While passwordless authentication & WebAuthn have far-reaching implications for consumer and enterprise authentication, a similar revolution is happening in enterprise authorization and networking known as zero-trust networking (ZTN) - also referred to in Google’s BeyondCorp and de-perimeterization.
Traditionally, a lot of authorization has happened at “Layer 2” and “Layer 3” so users are able to access services if they have physically connected to their office network.
Multiple offices needing to connect together has led to virtual private network (VPN) usage becoming widespread at the networking level, i.e., the network managers would connect offices over a VPN so that from an employee’s perspective, a New York City office and a San Francisco office would be the same network. As laptops and working from home became more common, a consumer VPN application achieved the same effect. Employees logged into an app on their computer and were connected as if they were physically connected in the office.
As this happened, the consumer world was solving a similar issue in a very different way. For accessing an early web service like Hotmail, the creators didn’t want users to have to install new software, so they had users enter their credential into the software they already had - their web browser. They started handling authentication and authorization in the Application Layer itself.
As users become more mobile and started conducting work on mobile devices such as Blackberries, and eventually iOS and Android devices, it was clear a new method of both authentication and authorization for enterprises was needed. Google began implementing these security procedures and published several papers on their BeyondCorp effort.
Enterprises are moving from authorizing at Layers 2 and 3, to the Application Layer where it is easy to authorize a user per service, not just the network as a whole (or even network segments).
As enterprises increasingly move toward the goal of ZTN, more procedures happen when a user is authorized. The user logs in and their credentials are checked as usual, but the authentication and authorization systems can also check the health of the device the user is using, their location and history for anomalies, and more. With all of this info, access can be allowed or denied with a greater degree of granularity.

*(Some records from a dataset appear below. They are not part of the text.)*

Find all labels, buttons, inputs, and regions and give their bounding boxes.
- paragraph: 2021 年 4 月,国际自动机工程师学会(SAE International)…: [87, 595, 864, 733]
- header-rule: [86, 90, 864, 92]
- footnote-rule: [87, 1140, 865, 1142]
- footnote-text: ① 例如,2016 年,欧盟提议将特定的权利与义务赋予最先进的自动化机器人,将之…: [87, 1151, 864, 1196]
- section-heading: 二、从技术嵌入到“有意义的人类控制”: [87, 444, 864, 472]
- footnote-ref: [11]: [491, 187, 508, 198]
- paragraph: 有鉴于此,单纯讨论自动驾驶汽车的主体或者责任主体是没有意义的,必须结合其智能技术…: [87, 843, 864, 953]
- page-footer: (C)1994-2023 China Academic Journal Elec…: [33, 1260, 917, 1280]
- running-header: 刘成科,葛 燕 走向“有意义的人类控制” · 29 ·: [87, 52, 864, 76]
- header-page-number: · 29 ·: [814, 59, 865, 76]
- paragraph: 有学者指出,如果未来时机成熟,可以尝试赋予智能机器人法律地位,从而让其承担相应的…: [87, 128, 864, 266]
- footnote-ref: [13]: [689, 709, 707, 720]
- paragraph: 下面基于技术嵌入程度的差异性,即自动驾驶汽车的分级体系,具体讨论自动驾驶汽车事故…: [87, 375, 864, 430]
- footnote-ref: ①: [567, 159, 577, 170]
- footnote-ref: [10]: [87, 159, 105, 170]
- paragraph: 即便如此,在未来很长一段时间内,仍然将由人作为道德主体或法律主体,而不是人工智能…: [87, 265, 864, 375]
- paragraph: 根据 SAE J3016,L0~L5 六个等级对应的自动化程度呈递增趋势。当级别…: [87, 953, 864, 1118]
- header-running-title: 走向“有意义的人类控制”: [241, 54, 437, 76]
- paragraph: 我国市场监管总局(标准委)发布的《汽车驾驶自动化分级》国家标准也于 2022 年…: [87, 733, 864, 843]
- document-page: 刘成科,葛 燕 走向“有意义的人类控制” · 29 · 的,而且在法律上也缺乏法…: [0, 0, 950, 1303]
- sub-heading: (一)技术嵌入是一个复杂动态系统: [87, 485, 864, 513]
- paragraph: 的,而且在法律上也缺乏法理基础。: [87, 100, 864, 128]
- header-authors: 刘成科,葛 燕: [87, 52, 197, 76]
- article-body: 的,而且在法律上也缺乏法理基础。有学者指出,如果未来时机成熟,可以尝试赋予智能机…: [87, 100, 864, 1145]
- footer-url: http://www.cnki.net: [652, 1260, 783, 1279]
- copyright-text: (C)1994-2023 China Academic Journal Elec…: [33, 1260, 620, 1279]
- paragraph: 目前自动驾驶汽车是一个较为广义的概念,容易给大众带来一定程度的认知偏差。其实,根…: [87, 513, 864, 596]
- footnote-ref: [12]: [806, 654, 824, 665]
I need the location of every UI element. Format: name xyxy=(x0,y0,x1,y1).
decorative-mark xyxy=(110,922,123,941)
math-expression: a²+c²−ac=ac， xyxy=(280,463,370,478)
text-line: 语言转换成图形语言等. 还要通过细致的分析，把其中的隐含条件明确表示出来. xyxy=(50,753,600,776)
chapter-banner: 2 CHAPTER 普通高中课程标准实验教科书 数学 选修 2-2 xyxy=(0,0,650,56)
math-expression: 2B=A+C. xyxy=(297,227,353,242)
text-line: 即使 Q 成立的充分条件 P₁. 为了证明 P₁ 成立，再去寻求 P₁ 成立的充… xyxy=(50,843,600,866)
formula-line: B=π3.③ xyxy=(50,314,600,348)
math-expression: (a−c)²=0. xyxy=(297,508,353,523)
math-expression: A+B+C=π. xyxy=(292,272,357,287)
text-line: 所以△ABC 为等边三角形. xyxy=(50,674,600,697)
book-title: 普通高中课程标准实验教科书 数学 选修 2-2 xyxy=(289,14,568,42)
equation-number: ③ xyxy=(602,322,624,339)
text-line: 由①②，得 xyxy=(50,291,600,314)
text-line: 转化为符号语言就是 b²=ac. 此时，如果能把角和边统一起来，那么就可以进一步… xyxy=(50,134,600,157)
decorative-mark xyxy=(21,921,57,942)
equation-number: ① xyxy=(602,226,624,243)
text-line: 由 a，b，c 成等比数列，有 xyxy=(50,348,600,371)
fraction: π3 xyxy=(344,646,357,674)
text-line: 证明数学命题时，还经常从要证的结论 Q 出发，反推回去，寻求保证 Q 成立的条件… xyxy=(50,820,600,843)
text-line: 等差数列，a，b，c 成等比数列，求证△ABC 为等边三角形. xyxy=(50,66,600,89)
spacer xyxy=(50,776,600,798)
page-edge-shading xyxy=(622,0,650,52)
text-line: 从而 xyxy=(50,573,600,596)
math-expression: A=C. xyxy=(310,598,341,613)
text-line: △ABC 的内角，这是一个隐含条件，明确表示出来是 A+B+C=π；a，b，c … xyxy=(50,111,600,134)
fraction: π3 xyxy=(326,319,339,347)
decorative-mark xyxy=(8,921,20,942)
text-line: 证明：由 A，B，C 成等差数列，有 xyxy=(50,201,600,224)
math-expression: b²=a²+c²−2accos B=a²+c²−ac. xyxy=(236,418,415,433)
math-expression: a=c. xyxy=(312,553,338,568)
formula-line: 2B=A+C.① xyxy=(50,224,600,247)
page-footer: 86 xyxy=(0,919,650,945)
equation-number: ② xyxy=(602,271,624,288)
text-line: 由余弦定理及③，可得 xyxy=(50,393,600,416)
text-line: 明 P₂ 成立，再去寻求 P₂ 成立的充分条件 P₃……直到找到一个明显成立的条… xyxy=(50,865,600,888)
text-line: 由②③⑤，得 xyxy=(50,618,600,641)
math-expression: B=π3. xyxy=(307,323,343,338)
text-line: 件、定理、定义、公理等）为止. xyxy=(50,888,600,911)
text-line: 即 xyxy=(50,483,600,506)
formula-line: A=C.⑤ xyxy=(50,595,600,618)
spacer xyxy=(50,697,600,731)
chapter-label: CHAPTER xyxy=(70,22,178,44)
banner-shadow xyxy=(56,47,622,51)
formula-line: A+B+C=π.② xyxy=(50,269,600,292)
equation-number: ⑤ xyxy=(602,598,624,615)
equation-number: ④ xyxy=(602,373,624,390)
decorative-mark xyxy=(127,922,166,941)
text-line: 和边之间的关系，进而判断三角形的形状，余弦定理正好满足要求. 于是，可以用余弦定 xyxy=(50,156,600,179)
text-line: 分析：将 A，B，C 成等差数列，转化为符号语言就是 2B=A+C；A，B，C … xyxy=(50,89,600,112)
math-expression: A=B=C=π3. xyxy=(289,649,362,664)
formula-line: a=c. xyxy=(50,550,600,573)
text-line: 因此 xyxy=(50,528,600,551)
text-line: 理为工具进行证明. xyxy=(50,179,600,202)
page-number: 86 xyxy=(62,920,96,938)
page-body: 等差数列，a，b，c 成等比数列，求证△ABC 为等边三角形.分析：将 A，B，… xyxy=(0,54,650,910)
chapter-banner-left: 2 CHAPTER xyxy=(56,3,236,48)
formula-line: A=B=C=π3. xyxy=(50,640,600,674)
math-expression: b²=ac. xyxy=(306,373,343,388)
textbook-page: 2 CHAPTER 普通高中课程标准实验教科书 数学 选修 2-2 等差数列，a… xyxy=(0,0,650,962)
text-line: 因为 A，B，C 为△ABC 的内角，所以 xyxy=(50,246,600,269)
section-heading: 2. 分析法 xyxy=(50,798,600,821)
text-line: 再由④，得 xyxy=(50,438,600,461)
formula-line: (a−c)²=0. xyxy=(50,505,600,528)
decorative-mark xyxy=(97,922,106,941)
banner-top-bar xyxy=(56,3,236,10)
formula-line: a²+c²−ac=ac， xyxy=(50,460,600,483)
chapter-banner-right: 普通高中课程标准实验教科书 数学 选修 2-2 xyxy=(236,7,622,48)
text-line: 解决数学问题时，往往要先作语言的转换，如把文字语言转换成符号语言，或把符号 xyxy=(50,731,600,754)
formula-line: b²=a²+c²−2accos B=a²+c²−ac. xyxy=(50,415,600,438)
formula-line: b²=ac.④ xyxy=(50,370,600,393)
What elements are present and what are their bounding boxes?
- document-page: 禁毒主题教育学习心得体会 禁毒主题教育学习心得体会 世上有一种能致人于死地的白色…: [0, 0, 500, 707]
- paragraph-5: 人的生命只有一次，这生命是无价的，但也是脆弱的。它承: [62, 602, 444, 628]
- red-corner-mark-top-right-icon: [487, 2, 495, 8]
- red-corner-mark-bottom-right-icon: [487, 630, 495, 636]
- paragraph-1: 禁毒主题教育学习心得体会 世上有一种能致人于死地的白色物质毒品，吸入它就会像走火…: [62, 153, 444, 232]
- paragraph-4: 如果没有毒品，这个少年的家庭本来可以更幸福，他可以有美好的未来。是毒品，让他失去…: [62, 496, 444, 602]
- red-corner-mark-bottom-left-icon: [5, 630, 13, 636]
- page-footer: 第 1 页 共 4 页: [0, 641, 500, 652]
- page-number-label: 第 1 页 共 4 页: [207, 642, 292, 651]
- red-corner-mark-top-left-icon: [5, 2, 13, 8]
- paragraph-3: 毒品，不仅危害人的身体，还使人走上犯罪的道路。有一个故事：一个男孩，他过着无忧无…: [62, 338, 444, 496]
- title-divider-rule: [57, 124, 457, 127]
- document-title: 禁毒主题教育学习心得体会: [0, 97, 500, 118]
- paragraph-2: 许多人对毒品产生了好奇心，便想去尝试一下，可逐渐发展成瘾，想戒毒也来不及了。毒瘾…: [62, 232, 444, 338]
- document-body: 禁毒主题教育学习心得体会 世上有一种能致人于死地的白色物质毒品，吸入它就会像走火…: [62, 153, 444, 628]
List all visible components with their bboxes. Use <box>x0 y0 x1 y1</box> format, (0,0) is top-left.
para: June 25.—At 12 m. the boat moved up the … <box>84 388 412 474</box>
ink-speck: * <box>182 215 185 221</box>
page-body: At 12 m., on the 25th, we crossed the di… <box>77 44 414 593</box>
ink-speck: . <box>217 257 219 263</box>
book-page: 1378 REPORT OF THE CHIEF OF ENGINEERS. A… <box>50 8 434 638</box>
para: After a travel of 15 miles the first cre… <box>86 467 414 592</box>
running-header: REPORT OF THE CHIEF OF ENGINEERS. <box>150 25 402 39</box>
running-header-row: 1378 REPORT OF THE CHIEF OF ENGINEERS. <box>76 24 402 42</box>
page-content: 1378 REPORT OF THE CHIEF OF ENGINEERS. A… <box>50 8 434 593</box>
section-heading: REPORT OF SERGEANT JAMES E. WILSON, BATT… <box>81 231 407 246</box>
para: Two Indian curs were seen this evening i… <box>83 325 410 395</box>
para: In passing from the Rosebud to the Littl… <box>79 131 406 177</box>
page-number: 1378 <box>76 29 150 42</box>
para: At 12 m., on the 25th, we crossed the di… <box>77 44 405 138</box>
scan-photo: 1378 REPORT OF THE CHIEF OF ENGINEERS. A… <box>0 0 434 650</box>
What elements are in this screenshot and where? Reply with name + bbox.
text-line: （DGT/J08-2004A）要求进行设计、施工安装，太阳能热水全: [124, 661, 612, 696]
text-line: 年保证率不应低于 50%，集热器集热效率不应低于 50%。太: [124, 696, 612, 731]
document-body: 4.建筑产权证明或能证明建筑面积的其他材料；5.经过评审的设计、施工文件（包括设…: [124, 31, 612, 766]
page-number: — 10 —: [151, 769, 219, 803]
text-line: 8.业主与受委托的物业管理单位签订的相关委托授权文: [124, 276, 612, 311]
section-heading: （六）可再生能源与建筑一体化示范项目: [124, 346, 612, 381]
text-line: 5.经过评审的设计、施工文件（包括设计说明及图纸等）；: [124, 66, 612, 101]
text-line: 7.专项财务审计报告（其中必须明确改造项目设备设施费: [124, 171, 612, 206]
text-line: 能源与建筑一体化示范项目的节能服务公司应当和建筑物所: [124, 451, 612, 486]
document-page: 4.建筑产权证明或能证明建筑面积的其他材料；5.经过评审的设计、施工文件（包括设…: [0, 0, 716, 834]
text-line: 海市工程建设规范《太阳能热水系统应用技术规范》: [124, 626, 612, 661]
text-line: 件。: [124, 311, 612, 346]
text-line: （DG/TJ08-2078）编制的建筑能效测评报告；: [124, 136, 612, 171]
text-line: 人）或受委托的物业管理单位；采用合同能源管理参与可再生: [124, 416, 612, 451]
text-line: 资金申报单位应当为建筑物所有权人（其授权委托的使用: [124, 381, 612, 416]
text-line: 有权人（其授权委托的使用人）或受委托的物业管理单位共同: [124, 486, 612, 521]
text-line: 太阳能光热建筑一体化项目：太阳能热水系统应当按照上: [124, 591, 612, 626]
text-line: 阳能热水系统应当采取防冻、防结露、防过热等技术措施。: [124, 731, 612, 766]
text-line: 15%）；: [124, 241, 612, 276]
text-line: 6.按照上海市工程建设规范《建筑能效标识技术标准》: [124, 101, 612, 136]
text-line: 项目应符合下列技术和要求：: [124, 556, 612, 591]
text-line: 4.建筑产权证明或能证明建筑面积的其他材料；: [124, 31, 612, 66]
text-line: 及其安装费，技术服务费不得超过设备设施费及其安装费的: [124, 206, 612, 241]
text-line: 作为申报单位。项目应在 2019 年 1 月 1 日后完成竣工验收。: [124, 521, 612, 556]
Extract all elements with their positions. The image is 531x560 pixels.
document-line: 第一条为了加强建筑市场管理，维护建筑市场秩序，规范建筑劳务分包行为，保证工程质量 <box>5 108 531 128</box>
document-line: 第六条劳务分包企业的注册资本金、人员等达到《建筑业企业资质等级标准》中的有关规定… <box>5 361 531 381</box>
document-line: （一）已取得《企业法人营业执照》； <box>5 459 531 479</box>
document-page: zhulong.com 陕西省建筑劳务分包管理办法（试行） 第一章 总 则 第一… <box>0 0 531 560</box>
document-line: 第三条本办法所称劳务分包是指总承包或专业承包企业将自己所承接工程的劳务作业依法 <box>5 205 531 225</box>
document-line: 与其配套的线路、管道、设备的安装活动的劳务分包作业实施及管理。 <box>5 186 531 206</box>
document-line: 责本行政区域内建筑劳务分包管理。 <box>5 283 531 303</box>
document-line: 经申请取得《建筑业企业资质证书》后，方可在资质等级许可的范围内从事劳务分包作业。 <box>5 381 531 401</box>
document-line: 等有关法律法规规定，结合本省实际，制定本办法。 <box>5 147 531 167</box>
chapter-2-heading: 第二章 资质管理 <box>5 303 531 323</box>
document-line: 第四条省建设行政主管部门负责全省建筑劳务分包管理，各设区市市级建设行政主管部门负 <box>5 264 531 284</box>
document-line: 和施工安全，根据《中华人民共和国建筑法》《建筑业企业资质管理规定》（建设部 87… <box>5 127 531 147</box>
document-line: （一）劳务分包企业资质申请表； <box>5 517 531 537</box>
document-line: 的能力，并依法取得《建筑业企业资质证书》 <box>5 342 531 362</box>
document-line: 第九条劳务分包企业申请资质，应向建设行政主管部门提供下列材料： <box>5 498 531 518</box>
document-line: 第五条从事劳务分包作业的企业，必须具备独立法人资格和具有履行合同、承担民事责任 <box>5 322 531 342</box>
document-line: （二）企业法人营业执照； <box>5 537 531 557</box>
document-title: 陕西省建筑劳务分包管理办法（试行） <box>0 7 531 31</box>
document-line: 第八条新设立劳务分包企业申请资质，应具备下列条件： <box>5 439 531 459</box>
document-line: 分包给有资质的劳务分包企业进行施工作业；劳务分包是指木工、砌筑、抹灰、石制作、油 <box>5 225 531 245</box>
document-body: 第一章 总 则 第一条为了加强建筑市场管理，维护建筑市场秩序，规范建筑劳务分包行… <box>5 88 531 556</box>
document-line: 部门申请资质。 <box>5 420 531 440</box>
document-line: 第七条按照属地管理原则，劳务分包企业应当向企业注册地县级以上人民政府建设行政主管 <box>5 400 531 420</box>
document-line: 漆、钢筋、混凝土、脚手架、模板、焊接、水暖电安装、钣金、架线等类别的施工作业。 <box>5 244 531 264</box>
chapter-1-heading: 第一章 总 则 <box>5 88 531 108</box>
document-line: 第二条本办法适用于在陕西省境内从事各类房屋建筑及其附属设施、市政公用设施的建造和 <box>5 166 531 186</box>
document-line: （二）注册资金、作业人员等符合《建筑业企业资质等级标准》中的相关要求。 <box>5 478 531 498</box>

In an ideal implementation of a ZTN network, all connections are authorized every time they’re initiated. All connections are proxied through a proxy server. The proxy server handles the authentication and authorization of the request. The proxy can use multiple data points -- most commonly from a policy engine -- to make its decision.
While this adds a great amount of information and security to the systems used by enterprises, it also makes the user experience vastly different. The employee doesn’t have to use a special app or have a prerequisite for using a corporate system. They simply go to the URL of the application they want to use and log in the same way as they do using a consumer app. The ZTN features that happen are mostly transparently to the user.
As information security has progressed, one of the major changes has been a shift in responsibility. While the user’s own security was and still is ultimately their responsibility, developers, IT and security teams are taking more ownership of the process than ever before.
Users are regularly exposed to phishing, social engineering, malicious applications, compromised sites, apps and extensions. Even completely “secure” implementations are so confusing and error-prone that the user explicitly allows things that are not what they intended.
The security community is taking on larger systemic issues of user psychology and social engineering attacks, and protecting users from them, not just enabling them to protect themselves.
As we go forward, passwordless authentication and Webauthn will grow in usage to better protect users against more psychological threats such as phishing. In enterprises, zero-trust systems will protect the employees, the company and the data belonging to the customers of the company.
As new systems are developed, security, both technological and psychological, will be considered from the beginning and built into the design of products.